You have expressed the notion that experience is produced by the real world, that qualia are created by the brain. But neuroscientists have never found qualia - how could they; what could it be? If we could discover qualia we would find ourselves in a hopeless tangle - self referential or infinitely regressive, take your pick. Not surprisingly, by accepting that qualia exist you have trouble deducing that the real exists (Berkeley). This I would suggest is absurd.
It should be obvious that if the real is a comprehension of our experience then it would be conceptually disordered to feature experience itself as an entity in that real (read: qualia does not feature as an entity in the real).
If we introduce the concept of perception and say we perceive the real (AND generalise and say that ALL experience is the perception of something) then we can express the relationship between experience and the real as - people are objects that perceive. Experience is what it is like for objects to perceive. Experience is expressed in the form "I perceive X" (and not "I HAVE the experience X"), where 'I' is the object that perceives.
Color is never abstract. We say, for example "I perceive a blue X" but not "I perceive blueness".
Hence, we can theorise widely about color but can only EMPATHISE in terms of the colors that we ourselves perceive (which is determined by our design as a perceiver) eg. a color-vision person can IMAGINE black/white vision but not vice versa.
Frans Kellner 100+
Seeing, the seen and the seer is one action or process.
What you see is what you are.
"I" is no object, factual it is nothing; call it a concept or construct from the ratio.
Michael gave a marvelous description of the unthinkable.
Libbey Koppinger
Frans Kellner 100+
I don't know where you've got all this from but it's fantastic.

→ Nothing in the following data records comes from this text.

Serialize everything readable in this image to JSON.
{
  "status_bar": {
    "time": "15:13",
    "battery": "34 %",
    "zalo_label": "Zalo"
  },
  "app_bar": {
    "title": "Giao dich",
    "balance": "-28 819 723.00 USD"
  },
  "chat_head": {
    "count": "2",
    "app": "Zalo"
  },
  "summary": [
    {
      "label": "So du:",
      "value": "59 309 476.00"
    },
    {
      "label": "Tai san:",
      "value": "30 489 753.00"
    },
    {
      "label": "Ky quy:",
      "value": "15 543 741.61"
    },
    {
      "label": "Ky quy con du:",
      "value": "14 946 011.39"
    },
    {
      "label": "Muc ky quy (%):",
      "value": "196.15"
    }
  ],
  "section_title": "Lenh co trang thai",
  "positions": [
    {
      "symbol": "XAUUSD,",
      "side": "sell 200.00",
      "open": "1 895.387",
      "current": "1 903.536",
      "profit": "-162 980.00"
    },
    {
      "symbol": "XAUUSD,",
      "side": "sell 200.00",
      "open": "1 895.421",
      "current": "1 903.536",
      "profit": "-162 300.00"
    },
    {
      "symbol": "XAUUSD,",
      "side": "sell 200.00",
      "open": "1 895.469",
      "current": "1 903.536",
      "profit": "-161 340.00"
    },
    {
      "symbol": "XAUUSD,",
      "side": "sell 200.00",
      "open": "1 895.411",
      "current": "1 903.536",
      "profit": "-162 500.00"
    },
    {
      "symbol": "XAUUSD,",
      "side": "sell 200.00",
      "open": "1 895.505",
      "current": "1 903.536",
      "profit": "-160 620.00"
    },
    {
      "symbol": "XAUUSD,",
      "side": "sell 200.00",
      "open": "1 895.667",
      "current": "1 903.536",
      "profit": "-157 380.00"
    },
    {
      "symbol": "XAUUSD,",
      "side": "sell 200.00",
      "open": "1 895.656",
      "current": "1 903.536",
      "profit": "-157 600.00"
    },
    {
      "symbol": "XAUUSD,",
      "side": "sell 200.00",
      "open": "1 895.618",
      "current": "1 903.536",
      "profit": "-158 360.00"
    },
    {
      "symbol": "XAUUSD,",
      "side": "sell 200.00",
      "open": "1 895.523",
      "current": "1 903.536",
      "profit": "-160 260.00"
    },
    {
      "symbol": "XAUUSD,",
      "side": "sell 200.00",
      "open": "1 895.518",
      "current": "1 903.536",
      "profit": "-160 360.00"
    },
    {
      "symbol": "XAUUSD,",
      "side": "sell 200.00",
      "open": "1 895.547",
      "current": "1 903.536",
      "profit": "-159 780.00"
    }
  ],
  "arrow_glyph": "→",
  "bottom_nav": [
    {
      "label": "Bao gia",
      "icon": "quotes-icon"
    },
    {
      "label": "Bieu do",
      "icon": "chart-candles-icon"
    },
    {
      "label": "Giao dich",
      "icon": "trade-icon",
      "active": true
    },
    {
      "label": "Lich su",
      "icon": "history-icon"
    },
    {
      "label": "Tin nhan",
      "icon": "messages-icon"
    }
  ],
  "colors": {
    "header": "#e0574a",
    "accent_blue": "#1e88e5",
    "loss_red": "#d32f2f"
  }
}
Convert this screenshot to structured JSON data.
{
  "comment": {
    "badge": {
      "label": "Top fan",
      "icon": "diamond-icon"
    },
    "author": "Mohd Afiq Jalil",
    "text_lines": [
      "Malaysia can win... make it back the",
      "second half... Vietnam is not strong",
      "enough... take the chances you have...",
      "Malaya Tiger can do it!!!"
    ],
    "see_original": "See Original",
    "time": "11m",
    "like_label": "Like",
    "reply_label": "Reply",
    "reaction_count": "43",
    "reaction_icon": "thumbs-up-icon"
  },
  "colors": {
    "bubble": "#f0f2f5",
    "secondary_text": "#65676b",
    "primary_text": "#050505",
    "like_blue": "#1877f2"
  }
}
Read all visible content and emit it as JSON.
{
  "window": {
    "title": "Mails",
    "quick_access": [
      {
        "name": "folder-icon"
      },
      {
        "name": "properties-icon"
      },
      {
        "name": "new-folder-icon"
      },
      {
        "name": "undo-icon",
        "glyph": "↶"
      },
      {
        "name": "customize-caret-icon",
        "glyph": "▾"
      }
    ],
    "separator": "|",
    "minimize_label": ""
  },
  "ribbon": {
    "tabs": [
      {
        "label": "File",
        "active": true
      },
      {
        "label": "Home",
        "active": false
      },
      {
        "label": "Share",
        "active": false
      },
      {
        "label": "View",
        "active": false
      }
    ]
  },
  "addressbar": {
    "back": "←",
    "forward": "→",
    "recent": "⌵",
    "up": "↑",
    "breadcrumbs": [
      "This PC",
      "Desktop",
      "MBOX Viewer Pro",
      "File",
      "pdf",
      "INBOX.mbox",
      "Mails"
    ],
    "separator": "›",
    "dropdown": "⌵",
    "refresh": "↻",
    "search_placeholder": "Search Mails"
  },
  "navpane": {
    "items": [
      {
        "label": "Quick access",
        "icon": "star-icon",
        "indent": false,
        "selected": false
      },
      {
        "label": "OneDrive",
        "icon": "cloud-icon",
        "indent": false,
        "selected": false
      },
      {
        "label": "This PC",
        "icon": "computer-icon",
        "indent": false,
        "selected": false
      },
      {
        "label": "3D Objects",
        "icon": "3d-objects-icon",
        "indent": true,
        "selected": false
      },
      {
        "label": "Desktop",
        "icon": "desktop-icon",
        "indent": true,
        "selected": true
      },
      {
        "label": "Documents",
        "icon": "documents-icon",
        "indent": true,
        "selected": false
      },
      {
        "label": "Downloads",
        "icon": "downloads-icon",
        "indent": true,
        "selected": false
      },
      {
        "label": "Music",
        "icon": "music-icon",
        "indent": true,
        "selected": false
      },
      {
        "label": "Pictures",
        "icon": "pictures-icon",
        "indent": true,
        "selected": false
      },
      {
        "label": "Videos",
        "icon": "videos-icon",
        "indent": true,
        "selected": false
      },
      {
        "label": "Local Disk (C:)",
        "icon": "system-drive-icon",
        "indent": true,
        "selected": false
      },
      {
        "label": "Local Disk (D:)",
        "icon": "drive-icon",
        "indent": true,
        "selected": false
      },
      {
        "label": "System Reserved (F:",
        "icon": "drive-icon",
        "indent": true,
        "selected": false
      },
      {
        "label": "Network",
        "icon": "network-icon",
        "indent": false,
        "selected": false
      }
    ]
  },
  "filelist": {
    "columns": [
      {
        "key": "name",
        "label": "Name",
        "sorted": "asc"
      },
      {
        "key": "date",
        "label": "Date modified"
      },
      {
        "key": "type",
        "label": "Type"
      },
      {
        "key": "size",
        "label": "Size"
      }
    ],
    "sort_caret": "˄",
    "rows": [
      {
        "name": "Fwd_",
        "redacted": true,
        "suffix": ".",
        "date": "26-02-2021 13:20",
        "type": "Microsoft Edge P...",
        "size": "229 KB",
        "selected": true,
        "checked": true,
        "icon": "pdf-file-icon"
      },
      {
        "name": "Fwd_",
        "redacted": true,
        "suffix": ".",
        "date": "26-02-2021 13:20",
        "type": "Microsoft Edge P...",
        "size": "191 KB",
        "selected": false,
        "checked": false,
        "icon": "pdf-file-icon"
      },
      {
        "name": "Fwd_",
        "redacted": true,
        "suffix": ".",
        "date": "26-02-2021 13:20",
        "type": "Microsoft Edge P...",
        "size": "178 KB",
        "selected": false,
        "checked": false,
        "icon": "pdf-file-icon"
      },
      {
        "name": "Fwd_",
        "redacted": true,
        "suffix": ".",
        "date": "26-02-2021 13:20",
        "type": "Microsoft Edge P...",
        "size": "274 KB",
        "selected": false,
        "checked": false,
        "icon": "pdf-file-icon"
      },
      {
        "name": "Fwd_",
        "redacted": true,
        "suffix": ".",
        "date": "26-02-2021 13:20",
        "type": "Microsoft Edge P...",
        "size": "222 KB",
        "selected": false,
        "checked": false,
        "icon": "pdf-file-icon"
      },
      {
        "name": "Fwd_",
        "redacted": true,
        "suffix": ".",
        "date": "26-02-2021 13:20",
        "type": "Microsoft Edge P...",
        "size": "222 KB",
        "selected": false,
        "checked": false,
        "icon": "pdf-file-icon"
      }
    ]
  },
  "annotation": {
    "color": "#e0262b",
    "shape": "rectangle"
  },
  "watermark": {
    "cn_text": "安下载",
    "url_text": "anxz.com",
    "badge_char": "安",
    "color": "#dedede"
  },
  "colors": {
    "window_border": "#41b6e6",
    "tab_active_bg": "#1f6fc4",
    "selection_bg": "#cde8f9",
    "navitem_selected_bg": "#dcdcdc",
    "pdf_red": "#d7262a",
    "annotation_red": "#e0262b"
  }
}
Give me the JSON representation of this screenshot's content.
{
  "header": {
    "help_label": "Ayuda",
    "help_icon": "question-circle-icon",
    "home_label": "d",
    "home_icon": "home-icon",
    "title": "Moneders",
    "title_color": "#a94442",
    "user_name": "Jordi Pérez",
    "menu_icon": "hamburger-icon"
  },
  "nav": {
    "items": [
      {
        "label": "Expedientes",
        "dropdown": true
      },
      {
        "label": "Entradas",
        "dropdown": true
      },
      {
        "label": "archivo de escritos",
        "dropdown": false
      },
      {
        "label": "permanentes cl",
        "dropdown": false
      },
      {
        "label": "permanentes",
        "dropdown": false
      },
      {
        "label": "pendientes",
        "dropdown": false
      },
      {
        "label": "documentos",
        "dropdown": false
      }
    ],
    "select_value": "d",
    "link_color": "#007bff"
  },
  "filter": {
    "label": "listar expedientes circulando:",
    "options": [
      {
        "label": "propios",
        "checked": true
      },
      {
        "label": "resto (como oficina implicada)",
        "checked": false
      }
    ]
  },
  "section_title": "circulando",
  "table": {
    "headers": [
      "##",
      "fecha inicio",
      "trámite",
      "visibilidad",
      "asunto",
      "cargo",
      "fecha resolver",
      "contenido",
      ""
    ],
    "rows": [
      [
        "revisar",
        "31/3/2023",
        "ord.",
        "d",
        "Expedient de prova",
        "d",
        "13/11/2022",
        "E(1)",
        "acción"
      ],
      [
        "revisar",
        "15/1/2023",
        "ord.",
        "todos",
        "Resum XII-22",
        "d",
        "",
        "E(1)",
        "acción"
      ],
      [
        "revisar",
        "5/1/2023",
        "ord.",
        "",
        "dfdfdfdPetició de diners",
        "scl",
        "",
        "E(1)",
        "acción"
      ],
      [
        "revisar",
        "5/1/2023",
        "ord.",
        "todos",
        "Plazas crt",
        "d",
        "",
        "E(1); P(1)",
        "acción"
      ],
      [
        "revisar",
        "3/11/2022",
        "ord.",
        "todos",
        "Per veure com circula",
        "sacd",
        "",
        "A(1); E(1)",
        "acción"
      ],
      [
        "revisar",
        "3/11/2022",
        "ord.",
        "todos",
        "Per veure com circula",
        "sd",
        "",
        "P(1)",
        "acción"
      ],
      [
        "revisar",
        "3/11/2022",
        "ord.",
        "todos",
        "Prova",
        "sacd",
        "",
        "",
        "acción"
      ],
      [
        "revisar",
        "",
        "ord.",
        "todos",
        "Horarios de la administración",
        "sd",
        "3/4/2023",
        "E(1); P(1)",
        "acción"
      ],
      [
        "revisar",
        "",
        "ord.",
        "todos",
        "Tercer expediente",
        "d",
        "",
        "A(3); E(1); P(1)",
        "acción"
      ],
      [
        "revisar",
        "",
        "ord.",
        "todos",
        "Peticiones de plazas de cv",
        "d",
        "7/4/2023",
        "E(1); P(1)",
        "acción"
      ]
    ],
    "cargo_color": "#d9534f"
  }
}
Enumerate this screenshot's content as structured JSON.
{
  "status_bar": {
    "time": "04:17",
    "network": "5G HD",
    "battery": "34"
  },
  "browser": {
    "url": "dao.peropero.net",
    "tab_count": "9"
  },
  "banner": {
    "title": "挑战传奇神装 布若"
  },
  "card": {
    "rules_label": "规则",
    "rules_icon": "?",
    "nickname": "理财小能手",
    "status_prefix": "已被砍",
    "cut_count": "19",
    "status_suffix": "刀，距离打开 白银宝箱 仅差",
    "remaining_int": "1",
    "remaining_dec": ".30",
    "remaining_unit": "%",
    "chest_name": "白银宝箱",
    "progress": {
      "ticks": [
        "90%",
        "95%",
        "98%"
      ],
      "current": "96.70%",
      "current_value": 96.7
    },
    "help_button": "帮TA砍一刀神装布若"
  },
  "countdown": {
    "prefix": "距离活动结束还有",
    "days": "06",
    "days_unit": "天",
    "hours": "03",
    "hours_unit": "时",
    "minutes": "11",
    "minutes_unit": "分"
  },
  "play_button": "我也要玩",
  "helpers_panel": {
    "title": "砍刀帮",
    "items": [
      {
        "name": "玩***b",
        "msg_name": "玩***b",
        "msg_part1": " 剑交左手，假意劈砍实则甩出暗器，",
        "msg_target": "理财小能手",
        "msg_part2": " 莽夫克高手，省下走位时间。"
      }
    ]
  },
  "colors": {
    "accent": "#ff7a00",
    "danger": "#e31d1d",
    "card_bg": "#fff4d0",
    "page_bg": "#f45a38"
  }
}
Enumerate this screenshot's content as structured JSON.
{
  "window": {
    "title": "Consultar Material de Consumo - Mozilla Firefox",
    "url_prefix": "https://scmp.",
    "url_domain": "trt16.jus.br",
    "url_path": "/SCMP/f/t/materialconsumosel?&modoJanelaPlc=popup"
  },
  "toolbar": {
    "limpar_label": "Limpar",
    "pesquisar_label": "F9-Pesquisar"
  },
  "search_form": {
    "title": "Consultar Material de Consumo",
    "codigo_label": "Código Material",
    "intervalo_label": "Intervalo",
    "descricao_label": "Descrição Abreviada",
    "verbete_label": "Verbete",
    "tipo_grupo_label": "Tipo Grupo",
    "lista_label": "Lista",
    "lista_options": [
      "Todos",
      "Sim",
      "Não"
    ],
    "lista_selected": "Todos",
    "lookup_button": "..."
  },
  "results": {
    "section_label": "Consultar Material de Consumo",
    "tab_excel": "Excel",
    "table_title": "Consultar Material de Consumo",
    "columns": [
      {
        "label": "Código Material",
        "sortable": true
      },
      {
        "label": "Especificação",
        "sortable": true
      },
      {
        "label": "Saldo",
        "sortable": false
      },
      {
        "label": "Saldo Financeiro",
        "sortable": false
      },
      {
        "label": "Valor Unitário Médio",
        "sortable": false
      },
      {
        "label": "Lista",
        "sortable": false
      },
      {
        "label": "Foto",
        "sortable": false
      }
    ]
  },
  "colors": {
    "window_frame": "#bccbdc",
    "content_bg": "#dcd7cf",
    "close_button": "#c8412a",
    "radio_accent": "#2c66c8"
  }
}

Maybe a bit incomprehensible for most people for they first have to release their conditioning to “Mara” or identification with appearances. If they do they can remember how they were assembled into the person they are.
George Kong 30+
The soft rescue from it is simply - 'congruence'.
That is, if what I'm seeing is congruent with what I'm touching, what I'm smelling, tasting, my memories and knowledge of the world, congruent with the scientific testing, etc, etc... then it is *good enough* for us to trust and move on from.
That said, you're very much right in the sense that we intercept a portion of the world through our senses - our sense of reality is very much a relative thing. We percieve a macro scale world that operates at a certain speed, because those are how our sensory and processing tools function. Without special equipment, we can't at all percieve the microscopic scale world - bacteria, cells (I think?), let alone atoms and molecues are smaller than the smallest visible light wavelength - objects of such scale can't even be readily or reliably reflect light.
But it is pure pseudoscience philsophobabble to think that we can percieve beyond our inbuilt senses through our minds as Frans seems to be suggesting. But I may be misunderstanding his and your positions - but the word choice and phrasing is sending off red flags, indicating that the line of thinking that you're both engaged in is another form of dualism.